Calculating Weighting Functions with HRΒΆ

In this example we calculate weighting functions for ozone in a one-dimensional atmosphere using the HR model.

%matplotlib inline
import sasktran as sk
import matplotlib.pyplot as plt
import numpy as np
from sasktran.geometry import VerticalImage

tanalts_km = np.arange(10, 50, 1)

# First recreate our geometry and atmosphere classes
geometry = VerticalImage()
geometry.from_sza_saa(sza=60, saa=60, lat=0, lon=0, tanalts_km=tanalts_km, mjd=54372, locallook=0,
                      satalt_km=600, refalt_km=20)

atmosphere = sk.Atmosphere()

atmosphere['ozone'] = sk.Species(sk.O3OSIRISRes(), sk.Labow())
atmosphere['air'] = sk.Species(sk.Rayleigh(), sk.MSIS90())

# Set the species to calculate the weighting function for
atmosphere.wf_species = 'ozone'

# And now make the engine
engine = sk.EngineHR(geometry=geometry, atmosphere=atmosphere)

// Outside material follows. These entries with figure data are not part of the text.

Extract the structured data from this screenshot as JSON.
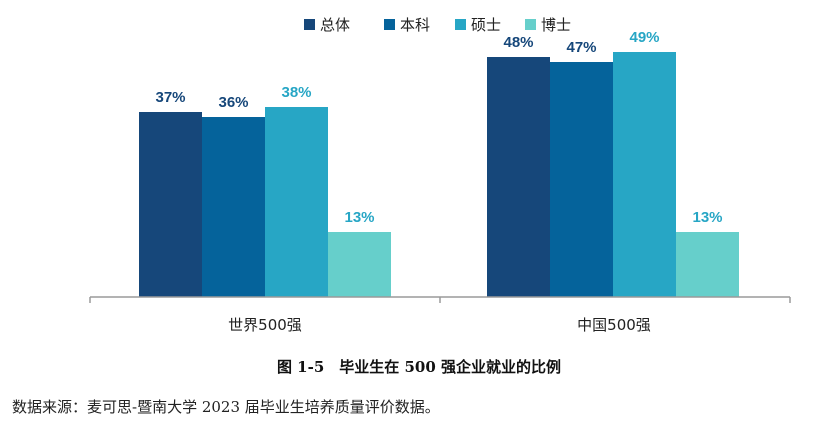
{
  "chart_data": {
    "type": "bar",
    "categories": [
      "世界500强",
      "中国500强"
    ],
    "series": [
      {
        "name": "总体",
        "values": [
          37,
          48
        ],
        "color": "#16477a"
      },
      {
        "name": "本科",
        "values": [
          36,
          47
        ],
        "color": "#05639b"
      },
      {
        "name": "硕士",
        "values": [
          38,
          49
        ],
        "color": "#27a6c5"
      },
      {
        "name": "博士",
        "values": [
          13,
          13
        ],
        "color": "#66cfcb"
      }
    ],
    "value_suffix": "%",
    "ylim": [
      0,
      50
    ],
    "grid": false,
    "legend": "top-center"
  },
  "caption": "图 1-5　毕业生在 500 强企业就业的比例",
  "source": "数据来源：麦可思-暨南大学 2023 届毕业生培养质量评价数据。"
}
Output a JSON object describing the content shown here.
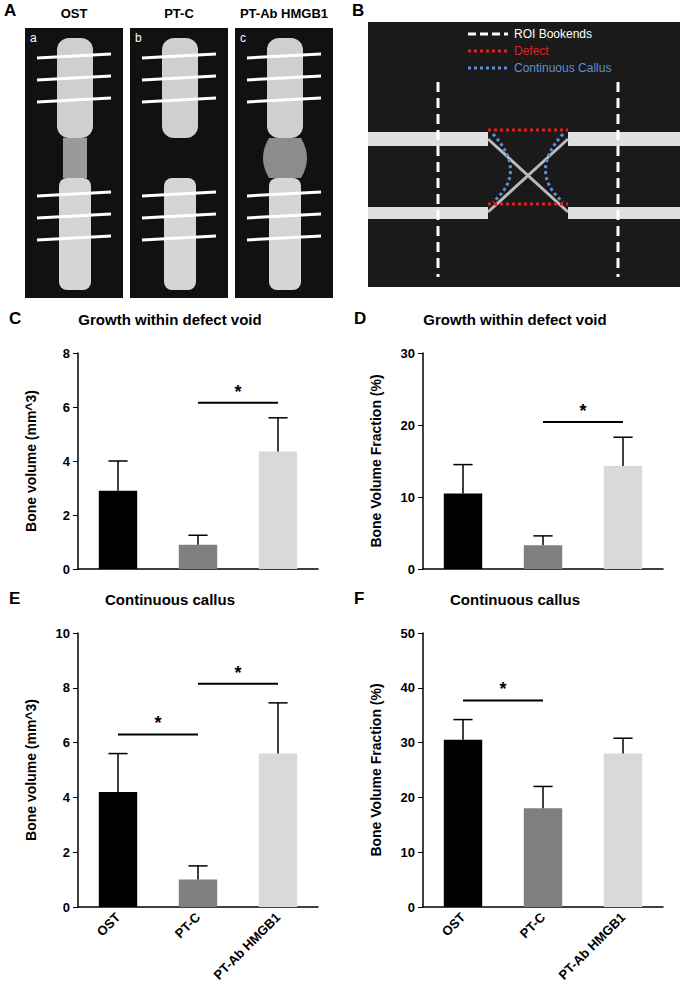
{
  "panels": [
    {
      "label": "A",
      "images": [
        {
          "sublabel": "a",
          "title": "OST"
        },
        {
          "sublabel": "b",
          "title": "PT-C"
        },
        {
          "sublabel": "c",
          "title": "PT-Ab HMGB1"
        }
      ]
    },
    {
      "label": "B",
      "legend": [
        {
          "text": "ROI Bookends",
          "color": "#ffffff",
          "line_style": "dashed"
        },
        {
          "text": "Defect",
          "color": "#e02020",
          "line_style": "dotted"
        },
        {
          "text": "Continuous Callus",
          "color": "#5b8fd6",
          "line_style": "dotted"
        }
      ]
    }
  ],
  "chart_data": [
    {
      "type": "bar",
      "panel": "C",
      "title": "Growth within defect void",
      "y_label": "Bone volume (mm^3)",
      "categories": [
        null,
        null,
        null
      ],
      "values": [
        2.9,
        0.9,
        4.35
      ],
      "errors": [
        1.1,
        0.35,
        1.25
      ],
      "colors": [
        "#000000",
        "#7f7f7f",
        "#d9d9d9"
      ],
      "ylim": [
        0,
        8
      ],
      "yticks": [
        0,
        2,
        4,
        6,
        8
      ],
      "tick_labels": "y",
      "grid": false,
      "significance": [
        {
          "between": [
            1,
            2
          ],
          "label": "*"
        }
      ]
    },
    {
      "type": "bar",
      "panel": "D",
      "title": "Growth within defect void",
      "y_label": "Bone Volume Fraction (%)",
      "categories": [
        null,
        null,
        null
      ],
      "values": [
        10.5,
        3.3,
        14.3
      ],
      "errors": [
        4.0,
        1.3,
        4.0
      ],
      "colors": [
        "#000000",
        "#7f7f7f",
        "#d9d9d9"
      ],
      "ylim": [
        0,
        30
      ],
      "yticks": [
        0,
        10,
        20,
        30
      ],
      "tick_labels": "y",
      "grid": false,
      "significance": [
        {
          "between": [
            1,
            2
          ],
          "label": "*"
        }
      ]
    },
    {
      "type": "bar",
      "panel": "E",
      "title": "Continuous callus",
      "y_label": "Bone volume (mm^3)",
      "categories": [
        "OST",
        "PT-C",
        "PT-Ab HMGB1"
      ],
      "values": [
        4.2,
        1.0,
        5.6
      ],
      "errors": [
        1.4,
        0.5,
        1.85
      ],
      "colors": [
        "#000000",
        "#7f7f7f",
        "#d9d9d9"
      ],
      "ylim": [
        0,
        10
      ],
      "yticks": [
        0,
        2,
        4,
        6,
        8,
        10
      ],
      "grid": false,
      "significance": [
        {
          "between": [
            0,
            1
          ],
          "label": "*"
        },
        {
          "between": [
            1,
            2
          ],
          "label": "*"
        }
      ]
    },
    {
      "type": "bar",
      "panel": "F",
      "title": "Continuous callus",
      "y_label": "Bone Volume Fraction (%)",
      "categories": [
        "OST",
        "PT-C",
        "PT-Ab HMGB1"
      ],
      "values": [
        30.5,
        18.0,
        28.0
      ],
      "errors": [
        3.7,
        4.0,
        2.8
      ],
      "colors": [
        "#000000",
        "#7f7f7f",
        "#d9d9d9"
      ],
      "ylim": [
        0,
        50
      ],
      "yticks": [
        0,
        10,
        20,
        30,
        40,
        50
      ],
      "grid": false,
      "significance": [
        {
          "between": [
            0,
            1
          ],
          "label": "*"
        }
      ]
    }
  ]
}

# Choose some wavelengths to do the calculation at
engine.wavelengths = [330]

# Set up where we want to calculate the WF
# Here we do 1000 m shells centered at 500m, 1500m, 2500m, ...
wf_alts_m = np.arange(500, 55000, 1000)
engine.options['wfheights'] = wf_alts_m
engine.options['wfwidths'] = np.ones_like(wf_alts_m) * 1000

# And do the calculation
radiance, wf = engine.calculate_radiance()

# wf is shape [wavelength, lines of sight, perturbation]
plt.plot(wf[0, :, :].T, wf_alts_m)
plt.ylabel('Altitude [m]')